8.2Causaal verband tussen de stoornis en het bewezen verklaarde feit.
Verdachte heeft verklaard zijn vrouw op 23 december 2012 om het leven te hebben gebracht, omdat zij kort voorafgaande aan het steken door verdachte aan hem bekend zou hebben dat zij in het verleden vreemd was gegaan en dat hij daarom boos is geworden.
Over de beïnvloeding van het handelen door de waanstoornis rapporteren de deskundigen van het PBC, kort samengevat, dat verdachte de enige is die informatie kan verschaffen over de situatie direct voorafgaand aan het tenlastegelegde, dat het beeld vanwege gebrek aan herinneringen onvolledig is, maar dat een ruzie eerder op de dag werd beschreven waarbij achterdocht en overtuiging van ontrouw in sterke mate een rol speelde bij een krenkingsgevoelige persoonlijkheidsstructuur.

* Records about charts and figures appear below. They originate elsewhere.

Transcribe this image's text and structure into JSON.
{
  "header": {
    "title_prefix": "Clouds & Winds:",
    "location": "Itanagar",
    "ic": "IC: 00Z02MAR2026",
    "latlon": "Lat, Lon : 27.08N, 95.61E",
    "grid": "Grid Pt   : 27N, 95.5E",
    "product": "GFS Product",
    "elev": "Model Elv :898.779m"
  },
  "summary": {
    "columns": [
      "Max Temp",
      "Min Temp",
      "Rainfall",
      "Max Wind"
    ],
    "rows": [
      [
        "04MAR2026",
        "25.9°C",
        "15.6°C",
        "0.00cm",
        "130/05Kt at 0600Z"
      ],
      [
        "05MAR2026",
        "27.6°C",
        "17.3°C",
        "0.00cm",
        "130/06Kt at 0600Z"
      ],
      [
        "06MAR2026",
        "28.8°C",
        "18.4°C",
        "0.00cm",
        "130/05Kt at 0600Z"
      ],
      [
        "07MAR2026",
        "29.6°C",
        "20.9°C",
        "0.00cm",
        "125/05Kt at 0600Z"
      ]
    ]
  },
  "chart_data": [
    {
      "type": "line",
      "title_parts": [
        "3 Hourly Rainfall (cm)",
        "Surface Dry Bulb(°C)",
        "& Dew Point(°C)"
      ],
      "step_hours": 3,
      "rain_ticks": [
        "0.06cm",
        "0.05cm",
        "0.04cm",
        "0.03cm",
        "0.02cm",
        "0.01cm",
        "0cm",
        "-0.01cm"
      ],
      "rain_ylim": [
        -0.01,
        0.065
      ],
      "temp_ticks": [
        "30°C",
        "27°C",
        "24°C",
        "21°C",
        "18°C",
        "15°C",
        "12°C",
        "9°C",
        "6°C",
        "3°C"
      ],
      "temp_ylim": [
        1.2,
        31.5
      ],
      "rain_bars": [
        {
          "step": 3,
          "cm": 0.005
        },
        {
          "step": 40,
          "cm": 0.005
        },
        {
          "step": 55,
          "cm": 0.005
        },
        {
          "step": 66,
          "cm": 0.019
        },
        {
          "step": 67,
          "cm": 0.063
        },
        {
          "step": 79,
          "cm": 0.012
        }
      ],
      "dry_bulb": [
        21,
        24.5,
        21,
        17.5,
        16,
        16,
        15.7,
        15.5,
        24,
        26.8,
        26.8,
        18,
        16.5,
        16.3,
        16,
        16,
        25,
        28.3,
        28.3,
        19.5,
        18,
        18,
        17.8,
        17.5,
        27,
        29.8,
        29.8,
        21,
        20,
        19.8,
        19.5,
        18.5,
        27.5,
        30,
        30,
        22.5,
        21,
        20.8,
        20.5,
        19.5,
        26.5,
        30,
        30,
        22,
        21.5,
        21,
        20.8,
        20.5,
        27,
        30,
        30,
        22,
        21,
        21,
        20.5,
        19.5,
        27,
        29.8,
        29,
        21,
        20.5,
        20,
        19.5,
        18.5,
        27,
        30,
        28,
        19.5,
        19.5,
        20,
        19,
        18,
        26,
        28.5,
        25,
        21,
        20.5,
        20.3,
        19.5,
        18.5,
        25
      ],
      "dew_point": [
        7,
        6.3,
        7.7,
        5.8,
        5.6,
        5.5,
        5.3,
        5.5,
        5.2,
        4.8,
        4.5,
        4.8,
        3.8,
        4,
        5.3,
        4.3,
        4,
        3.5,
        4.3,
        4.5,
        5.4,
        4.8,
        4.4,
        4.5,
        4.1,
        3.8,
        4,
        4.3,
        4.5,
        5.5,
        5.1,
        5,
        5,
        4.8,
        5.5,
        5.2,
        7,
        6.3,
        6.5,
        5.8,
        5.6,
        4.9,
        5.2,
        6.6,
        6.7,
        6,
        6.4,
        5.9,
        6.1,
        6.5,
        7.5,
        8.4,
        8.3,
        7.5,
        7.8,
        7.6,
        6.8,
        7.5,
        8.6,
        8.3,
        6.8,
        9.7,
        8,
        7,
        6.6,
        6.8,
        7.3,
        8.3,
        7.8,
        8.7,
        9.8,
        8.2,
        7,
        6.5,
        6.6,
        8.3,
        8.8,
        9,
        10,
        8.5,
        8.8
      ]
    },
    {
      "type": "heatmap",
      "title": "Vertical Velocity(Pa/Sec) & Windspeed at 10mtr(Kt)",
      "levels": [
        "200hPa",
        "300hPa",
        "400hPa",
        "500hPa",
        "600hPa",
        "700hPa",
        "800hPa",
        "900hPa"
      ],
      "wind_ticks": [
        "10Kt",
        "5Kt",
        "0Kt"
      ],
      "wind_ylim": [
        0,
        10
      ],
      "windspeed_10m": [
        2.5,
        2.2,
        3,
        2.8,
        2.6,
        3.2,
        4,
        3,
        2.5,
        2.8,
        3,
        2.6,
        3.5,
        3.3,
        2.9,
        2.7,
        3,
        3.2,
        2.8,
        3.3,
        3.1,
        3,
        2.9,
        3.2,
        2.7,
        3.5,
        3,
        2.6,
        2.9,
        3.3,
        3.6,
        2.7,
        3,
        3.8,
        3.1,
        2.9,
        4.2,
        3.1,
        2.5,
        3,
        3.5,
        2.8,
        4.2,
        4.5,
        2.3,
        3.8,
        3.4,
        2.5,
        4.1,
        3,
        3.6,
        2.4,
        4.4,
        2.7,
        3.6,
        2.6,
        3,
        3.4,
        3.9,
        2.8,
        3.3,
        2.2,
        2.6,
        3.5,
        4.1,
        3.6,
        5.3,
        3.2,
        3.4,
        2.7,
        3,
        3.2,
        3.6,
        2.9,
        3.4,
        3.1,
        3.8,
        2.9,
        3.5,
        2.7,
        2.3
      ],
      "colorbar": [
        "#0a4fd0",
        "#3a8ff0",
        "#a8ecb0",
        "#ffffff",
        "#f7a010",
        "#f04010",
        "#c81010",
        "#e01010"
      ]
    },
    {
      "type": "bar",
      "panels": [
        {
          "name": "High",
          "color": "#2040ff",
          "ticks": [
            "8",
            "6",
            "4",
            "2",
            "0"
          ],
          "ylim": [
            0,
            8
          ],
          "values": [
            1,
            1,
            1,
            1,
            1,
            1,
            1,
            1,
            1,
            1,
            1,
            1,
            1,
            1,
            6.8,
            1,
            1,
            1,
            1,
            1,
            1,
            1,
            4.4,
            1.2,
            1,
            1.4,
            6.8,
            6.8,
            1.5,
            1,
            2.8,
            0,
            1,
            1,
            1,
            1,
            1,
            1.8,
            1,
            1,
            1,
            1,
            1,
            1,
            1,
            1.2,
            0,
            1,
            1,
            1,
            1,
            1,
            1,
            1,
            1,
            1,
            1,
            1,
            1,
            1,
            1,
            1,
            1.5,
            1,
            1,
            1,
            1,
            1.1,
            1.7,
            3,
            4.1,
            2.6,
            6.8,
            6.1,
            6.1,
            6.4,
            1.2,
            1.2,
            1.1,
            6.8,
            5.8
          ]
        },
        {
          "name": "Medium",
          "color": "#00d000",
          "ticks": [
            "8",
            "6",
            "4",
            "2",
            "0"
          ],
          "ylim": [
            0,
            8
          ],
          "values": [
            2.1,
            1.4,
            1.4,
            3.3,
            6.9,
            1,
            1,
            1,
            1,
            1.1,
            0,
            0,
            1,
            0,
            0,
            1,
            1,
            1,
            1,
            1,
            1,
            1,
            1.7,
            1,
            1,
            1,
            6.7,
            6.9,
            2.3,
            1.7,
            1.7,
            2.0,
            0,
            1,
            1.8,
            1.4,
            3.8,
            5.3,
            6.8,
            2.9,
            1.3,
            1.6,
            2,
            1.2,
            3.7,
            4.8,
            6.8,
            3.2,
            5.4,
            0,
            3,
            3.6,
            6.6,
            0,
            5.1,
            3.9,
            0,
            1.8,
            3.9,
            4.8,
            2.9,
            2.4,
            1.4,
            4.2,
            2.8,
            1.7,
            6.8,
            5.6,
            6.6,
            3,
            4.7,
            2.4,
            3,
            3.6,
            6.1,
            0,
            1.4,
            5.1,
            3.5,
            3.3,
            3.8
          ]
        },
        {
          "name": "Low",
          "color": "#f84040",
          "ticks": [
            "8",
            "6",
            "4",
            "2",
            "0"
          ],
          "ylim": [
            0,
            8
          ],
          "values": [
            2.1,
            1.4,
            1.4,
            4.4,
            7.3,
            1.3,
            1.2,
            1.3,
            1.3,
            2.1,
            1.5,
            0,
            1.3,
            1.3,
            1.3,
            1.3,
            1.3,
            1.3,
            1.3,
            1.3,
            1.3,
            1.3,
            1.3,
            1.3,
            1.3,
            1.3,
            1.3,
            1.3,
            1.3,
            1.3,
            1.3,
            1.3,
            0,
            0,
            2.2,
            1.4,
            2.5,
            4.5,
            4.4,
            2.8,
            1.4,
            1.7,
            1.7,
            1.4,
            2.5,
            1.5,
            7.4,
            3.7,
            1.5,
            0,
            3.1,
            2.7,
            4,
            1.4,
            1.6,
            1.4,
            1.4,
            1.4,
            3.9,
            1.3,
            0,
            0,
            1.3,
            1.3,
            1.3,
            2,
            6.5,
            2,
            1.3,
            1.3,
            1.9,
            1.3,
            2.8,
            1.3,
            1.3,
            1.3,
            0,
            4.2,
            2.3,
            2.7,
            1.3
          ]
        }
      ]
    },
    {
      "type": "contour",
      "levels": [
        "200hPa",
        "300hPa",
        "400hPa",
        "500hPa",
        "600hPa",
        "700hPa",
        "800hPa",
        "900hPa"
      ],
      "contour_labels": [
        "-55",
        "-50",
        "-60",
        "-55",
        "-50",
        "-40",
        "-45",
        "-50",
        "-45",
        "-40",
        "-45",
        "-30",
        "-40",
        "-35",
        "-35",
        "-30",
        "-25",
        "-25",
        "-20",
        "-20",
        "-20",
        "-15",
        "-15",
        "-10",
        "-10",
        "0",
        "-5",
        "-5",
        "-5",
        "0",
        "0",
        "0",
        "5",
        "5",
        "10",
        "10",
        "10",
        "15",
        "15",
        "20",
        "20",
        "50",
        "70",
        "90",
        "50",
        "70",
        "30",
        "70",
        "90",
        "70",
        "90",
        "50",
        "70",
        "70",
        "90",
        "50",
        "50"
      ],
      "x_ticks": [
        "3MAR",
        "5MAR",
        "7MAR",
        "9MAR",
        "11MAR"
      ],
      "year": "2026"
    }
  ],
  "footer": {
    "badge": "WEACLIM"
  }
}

Vanuit zijn preoccupatie is er opnieuw ruzie ontstaan hetgeen tot een handgemeen heeft geleid. Ondanks zijn vaste overtuigingen is verdachte naar eigen zeggen blijven twijfelen totdat zijn echtgenote de buitenechtelijke relatie zou hebben toegegeven. Over hetgeen verder gebeurde werd door betrokkene, aldus de deskundigen, geen informatie verschaft. Bezien vanuit de ingewonnen informatie en de bij de waanstoornis bestaande achterdocht, concludeert het PBC tot een verminderde toerekeningsvatbaarheid.
Het hof overweegt het volgende over het causale verband.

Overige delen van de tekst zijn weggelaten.